Напишите подробно, как Вы живете в Холливуде. Как здоровье Вашей жены? И как ее карьера? Стали ли Вы уже профессором? Г<еоргий> В<ладимирович> Вас любил, и я в память его чувствую к Вам большую нежность. Мне бы «потерять» Вас было бы очень обидно. И грустно. Ну, конечно, писать мне, если Вам некогда, не надо. Мои чувства к Вам от этого не изменятся.
Пусть Вам всем будет хорошо. Поцелуйте от меня Бобку. Как ему нравится новая жизнь?
С сердечным приветом
И.О.
26
12 февраля <1959 г.> 18, Av<enue> JeanJaures Gagny (S. et О.)
Дорогой Владимир Федрович,
Спасибо за Ваше милое письмо. К сожалению, о себе ничего хорошего сказать не могу. Я все хвораю и чувствую себя совершенно отвратительно — даже хуже, чем в Hyeres. Но об этом мне писать слишком грустно.
Лучше о Вас. Читала Вашу статью в «Мостах»[207] и, простите, не согласна с Вами, что короткие стихи непременно должны ныть, а длинные будут оптимистичны — огрубляю Вашу мысль для краткости, простите.
Я сама почти всегда пишу длинные стихи, но мой оптимизм совсем не зависит от их длины, а от моего характера. Длинных стихов сейчас почти никто не пишет — не хочется никому, да и дыхания иногда не хватает. Но уверяю Вас, что в длинных стихах стонали бы так же, как и в коротких, только длинные стихи сейчас считают, за исключением нескольких поэтов, совершенно несовременными.
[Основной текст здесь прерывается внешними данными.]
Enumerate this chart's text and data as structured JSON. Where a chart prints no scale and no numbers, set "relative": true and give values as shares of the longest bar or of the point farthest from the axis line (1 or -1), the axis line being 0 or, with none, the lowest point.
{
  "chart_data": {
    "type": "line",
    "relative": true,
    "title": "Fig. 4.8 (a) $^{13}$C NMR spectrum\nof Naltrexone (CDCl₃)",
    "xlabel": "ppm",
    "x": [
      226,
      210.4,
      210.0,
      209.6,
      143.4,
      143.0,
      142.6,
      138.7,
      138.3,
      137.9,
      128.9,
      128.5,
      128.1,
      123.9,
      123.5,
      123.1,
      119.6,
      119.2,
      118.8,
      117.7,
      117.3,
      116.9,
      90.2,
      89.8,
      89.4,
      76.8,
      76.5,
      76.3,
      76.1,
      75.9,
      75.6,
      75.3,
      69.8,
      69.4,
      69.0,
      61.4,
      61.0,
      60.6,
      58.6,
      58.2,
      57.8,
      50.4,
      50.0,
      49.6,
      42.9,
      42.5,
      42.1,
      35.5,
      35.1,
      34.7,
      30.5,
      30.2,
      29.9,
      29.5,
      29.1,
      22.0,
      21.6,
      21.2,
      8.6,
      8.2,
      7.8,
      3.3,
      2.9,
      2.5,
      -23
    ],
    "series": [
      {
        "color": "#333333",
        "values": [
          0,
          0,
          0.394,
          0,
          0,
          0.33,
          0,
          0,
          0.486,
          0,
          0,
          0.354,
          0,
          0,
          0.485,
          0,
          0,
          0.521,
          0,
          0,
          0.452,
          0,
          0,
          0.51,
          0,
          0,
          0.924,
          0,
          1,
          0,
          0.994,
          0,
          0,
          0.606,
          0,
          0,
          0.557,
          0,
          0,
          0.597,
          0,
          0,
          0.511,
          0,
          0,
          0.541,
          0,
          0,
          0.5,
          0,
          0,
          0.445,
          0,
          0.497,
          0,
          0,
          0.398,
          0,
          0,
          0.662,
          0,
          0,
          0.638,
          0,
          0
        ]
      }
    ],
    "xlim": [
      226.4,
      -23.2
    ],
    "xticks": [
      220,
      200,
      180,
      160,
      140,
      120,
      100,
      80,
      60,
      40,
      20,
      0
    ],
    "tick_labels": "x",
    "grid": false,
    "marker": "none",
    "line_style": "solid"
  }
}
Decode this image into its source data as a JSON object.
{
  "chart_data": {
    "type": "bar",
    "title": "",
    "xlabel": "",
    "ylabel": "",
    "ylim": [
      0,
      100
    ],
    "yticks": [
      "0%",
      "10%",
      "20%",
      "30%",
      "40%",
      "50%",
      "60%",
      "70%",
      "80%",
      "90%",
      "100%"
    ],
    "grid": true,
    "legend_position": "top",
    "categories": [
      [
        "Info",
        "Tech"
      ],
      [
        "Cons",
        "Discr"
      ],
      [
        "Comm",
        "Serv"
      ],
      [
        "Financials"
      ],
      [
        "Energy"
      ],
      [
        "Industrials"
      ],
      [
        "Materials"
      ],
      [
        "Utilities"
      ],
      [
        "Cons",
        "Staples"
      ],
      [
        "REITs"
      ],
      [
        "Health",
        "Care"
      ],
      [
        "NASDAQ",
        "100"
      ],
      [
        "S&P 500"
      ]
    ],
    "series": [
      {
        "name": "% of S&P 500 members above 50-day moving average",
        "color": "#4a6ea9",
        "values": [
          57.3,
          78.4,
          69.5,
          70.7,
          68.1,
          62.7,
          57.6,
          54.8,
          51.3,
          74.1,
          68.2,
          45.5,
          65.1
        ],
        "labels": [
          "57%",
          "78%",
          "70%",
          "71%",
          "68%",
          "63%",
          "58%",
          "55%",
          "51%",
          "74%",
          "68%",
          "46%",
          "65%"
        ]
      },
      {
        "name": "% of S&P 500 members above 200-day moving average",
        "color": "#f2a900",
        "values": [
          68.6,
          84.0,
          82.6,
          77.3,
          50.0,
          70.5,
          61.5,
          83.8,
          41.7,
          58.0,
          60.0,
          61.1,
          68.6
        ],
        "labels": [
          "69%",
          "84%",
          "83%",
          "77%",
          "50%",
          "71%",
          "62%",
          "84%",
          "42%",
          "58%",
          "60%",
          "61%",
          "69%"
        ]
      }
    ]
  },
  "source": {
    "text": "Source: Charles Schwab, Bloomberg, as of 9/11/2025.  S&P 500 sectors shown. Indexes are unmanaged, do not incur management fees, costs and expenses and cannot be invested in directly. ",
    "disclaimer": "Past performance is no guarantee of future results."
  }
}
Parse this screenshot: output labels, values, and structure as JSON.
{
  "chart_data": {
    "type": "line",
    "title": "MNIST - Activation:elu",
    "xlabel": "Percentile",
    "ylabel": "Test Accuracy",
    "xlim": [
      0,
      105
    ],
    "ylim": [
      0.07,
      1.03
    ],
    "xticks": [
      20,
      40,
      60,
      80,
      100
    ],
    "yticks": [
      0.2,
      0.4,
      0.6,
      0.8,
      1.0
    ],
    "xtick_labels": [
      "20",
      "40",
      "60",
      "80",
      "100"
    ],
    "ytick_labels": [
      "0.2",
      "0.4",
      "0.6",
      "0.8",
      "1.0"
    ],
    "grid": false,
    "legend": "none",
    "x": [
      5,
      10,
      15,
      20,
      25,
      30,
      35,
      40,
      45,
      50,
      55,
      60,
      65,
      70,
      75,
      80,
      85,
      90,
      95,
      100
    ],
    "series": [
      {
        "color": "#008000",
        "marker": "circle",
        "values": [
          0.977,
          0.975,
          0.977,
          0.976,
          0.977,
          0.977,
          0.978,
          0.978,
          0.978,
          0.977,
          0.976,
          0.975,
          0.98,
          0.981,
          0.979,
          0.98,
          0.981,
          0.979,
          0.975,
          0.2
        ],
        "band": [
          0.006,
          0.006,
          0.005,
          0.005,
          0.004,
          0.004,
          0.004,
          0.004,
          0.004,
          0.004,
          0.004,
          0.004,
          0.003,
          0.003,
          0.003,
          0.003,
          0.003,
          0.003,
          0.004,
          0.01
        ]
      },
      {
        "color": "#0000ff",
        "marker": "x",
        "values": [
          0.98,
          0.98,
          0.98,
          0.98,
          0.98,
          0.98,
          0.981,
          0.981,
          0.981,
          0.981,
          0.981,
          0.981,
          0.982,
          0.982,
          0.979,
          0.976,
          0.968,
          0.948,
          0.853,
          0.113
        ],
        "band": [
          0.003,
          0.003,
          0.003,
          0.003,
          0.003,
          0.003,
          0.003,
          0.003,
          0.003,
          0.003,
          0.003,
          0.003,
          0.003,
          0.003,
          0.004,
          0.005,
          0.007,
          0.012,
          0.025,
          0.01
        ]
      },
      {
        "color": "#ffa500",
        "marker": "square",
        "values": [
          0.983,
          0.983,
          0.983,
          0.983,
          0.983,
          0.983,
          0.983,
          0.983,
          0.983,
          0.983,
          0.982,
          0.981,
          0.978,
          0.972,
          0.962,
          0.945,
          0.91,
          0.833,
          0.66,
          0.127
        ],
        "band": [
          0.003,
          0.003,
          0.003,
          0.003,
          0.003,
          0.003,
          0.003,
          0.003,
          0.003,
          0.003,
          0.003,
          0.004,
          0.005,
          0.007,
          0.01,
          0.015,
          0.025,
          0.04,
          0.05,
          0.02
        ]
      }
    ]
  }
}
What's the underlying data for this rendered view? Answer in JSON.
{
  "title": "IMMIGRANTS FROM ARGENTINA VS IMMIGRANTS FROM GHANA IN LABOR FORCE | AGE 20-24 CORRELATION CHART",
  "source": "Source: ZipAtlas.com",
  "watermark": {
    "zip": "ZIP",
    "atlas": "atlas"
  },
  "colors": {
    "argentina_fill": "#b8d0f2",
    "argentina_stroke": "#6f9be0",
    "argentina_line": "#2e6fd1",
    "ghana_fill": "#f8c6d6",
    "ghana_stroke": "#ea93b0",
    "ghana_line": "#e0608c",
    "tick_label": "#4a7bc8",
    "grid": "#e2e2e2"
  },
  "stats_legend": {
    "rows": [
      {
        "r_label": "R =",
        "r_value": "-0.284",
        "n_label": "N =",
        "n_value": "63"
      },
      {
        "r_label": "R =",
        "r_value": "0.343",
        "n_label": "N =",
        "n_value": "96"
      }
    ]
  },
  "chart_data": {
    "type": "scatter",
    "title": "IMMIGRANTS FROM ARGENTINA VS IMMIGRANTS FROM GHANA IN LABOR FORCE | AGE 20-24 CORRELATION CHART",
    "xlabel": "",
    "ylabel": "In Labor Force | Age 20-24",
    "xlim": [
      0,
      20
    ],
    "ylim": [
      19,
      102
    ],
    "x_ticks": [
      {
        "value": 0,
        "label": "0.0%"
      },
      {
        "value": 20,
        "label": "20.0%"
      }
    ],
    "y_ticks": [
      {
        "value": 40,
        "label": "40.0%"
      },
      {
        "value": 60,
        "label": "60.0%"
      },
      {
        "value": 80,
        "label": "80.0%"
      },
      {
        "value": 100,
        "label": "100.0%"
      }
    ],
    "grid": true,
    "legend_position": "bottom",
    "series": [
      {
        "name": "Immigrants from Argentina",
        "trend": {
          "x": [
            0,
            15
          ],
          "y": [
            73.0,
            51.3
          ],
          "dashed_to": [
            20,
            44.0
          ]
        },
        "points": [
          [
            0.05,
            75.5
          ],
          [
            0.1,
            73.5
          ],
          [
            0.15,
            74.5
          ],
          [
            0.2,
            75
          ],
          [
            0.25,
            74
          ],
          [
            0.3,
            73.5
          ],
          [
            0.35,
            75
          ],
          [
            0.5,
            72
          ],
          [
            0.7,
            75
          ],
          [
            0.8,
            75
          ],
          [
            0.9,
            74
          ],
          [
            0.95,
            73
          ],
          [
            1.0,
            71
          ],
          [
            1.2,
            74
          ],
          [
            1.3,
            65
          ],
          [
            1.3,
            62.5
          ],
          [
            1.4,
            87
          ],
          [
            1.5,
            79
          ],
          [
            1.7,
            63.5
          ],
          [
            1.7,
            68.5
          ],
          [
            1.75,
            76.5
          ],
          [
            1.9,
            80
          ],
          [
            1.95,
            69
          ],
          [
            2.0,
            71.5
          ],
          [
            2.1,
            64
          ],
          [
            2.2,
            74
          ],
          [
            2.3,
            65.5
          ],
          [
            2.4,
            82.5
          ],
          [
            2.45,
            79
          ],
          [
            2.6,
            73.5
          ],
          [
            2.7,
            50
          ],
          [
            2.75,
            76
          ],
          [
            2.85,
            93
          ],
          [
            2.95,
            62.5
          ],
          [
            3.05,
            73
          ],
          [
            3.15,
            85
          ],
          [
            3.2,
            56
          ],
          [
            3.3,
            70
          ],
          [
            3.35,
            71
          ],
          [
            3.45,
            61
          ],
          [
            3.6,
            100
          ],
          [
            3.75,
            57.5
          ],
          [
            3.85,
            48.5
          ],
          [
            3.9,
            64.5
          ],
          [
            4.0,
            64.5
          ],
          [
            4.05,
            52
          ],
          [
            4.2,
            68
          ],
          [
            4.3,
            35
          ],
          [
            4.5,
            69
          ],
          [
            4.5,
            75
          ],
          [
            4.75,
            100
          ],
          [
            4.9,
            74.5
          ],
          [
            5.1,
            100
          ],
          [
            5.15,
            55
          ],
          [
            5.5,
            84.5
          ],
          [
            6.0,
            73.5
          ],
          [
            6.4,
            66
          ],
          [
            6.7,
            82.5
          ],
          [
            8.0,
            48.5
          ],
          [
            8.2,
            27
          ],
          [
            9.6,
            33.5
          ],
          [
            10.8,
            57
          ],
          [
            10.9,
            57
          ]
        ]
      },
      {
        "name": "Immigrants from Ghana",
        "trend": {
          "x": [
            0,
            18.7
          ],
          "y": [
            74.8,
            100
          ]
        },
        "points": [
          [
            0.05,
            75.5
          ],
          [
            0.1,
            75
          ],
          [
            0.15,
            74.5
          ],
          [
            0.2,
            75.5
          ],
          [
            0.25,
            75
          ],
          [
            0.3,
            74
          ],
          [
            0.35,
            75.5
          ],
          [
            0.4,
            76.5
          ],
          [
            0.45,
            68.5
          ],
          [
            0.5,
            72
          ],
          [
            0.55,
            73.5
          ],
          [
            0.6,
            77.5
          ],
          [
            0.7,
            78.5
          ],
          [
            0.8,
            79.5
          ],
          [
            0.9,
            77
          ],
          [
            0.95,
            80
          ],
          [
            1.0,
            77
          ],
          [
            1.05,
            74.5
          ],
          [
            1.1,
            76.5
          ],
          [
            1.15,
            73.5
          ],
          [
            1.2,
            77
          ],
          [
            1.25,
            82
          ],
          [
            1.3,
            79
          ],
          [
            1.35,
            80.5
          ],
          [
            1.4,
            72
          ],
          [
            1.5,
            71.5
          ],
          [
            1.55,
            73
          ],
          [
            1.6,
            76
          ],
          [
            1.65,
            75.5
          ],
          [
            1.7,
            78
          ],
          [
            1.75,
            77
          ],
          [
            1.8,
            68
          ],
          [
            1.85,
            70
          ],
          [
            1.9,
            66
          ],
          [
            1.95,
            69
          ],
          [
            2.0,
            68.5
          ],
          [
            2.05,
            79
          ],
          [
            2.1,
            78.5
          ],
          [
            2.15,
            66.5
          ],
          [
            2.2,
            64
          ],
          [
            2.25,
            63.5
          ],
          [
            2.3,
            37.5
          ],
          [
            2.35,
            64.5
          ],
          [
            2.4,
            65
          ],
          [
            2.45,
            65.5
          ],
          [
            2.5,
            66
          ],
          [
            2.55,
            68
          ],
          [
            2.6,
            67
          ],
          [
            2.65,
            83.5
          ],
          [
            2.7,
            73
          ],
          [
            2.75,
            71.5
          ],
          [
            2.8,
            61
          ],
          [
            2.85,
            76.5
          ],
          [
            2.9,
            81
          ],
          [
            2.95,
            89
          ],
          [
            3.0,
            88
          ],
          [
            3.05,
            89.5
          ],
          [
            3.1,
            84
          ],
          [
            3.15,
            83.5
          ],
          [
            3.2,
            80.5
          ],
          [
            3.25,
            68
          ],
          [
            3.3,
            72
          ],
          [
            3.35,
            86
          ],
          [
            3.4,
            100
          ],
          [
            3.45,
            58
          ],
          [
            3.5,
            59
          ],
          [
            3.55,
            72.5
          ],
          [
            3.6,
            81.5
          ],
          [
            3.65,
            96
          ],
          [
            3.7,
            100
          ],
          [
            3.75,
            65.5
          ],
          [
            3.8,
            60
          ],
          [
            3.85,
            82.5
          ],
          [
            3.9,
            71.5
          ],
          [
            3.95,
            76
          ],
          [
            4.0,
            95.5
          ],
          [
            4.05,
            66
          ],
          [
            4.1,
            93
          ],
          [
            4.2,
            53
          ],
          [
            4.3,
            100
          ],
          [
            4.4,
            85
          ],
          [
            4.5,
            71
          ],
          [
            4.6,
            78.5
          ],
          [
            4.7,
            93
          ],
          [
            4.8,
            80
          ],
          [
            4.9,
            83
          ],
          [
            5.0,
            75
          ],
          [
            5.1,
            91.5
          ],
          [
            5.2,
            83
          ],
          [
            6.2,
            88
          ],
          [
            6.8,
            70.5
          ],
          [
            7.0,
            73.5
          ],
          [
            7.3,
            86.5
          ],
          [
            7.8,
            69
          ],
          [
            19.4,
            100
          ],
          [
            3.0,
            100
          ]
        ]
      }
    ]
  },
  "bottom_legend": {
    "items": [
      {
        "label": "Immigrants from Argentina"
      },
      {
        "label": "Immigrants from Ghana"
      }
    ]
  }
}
Уже Гумилев со мной спорил и уговаривал меня не писать баллад, уверяя, что стихи больше чем 7 строф выдержать не могут — т. е. непереносимы для читателя. Я, как видите, его не послушалась.
Кстати, Гуль по ошибке порезал мое последнее стихотворение в «Н<овом> журнале» и тем его совершенно испортил. Но меня сейчас это не огорчает — не до того мне. В «Посм<ертном> дневнике» в «Аспазии» тоже опечатка. Вместо «А кто она была такая?» напечатано «А кто она такая?» — на стопу меньше. Выбор стихов — я послала их довольно много — неудачный. Слишком какой-то сказочно-игрушечный: «Бре-ке-ке», и «Аспазия», и «Размахайчик» подряд, конечно, помещать не следовало. Но этого я Гулю не писала — он страшно обидчив, и я не хочу его обижать ничем. Это я только Вам. Как у Вас со стихами? И довольны ли Вы Холливудом? Я очень рада, что не поехала в Америку, там бы мне наверно было бы еще хуже в моем состоянии. И климат Нью-Йорка меня бы доканал.
Как здоровье Вашей жены? Надеюсь, что она совсем поправилась. А что Ваша матушка нашлась[208], все-таки очень хорошо — хотя, конечно, беспокойно. Это я понимаю. Поцелуйте от меня всех собак.